Como algunos sabéis, soy neorrural. Vaya, que nací y crecí en una ciudad y ahora resido en un pueblo (en Loja). Así que mi experiencia del medio natural antes era bastante más limitada que ahora y, al mismo tiempo, la oferta de ocio a la que antes podía acceder era bastante mayor. O eso creía: más que mayor era diferente. Si algo he aprendido en estos trece años de vida rural es que el medio rural alberga otro gran espacio, el medio natural. Y este puede ofrecer -y ofrece cuando está bien gestionado y 'aprovechado'- inmensas posibilidades recreativas.

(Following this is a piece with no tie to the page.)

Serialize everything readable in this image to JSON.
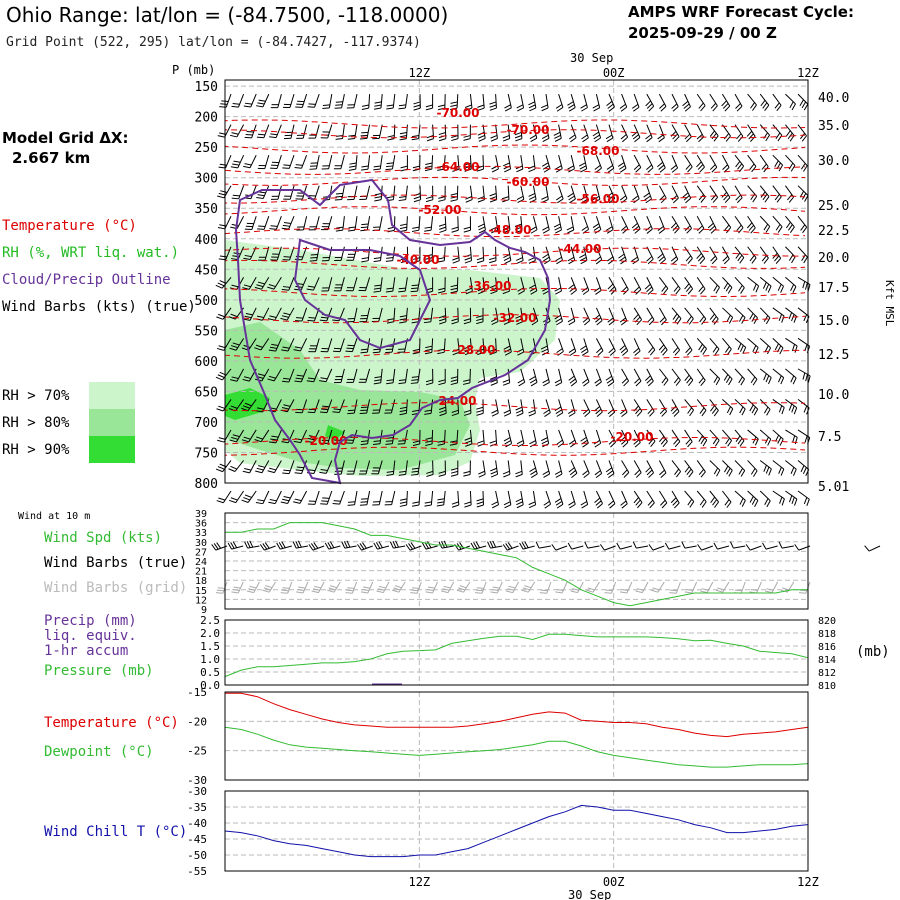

En Loja, por ejemplo, los vecinos suelen quejarse de la falta de parques y espacios recreativos familiares. Y no nos percatamos de que algo tan cercano -a apenas un kilómetro del centro del pueblo- como la Sierra ofrece opciones ociosas, deportivas, terapéuticas... para hacer solo, en grupo o en familia. Y hablo sólo de la Sierra, no del campo, de la dehesa, de los ríos y de un montón de parajes naturales más que, a veces, no valoramos suficientemente.
Os cuento todo esto porque hace unos días han terminado una nueva zona recreativa en mi pueblo 'adoptivo', con barbacoas, mesas-banco e incluso columpios para que las familias y grupos de amigos puedan disfrutar de su tiempo libre en un parque serrano (el nombre me lo he inventado yo, creo). La verdad es que es genial poder disfrutar de un espacio que cumple a la vez las funciones de parque, mirador y zona de recreo campestre tan cerca de casa y, además, con la oportunidad de conocer nuestro entorno y practicar senderismo.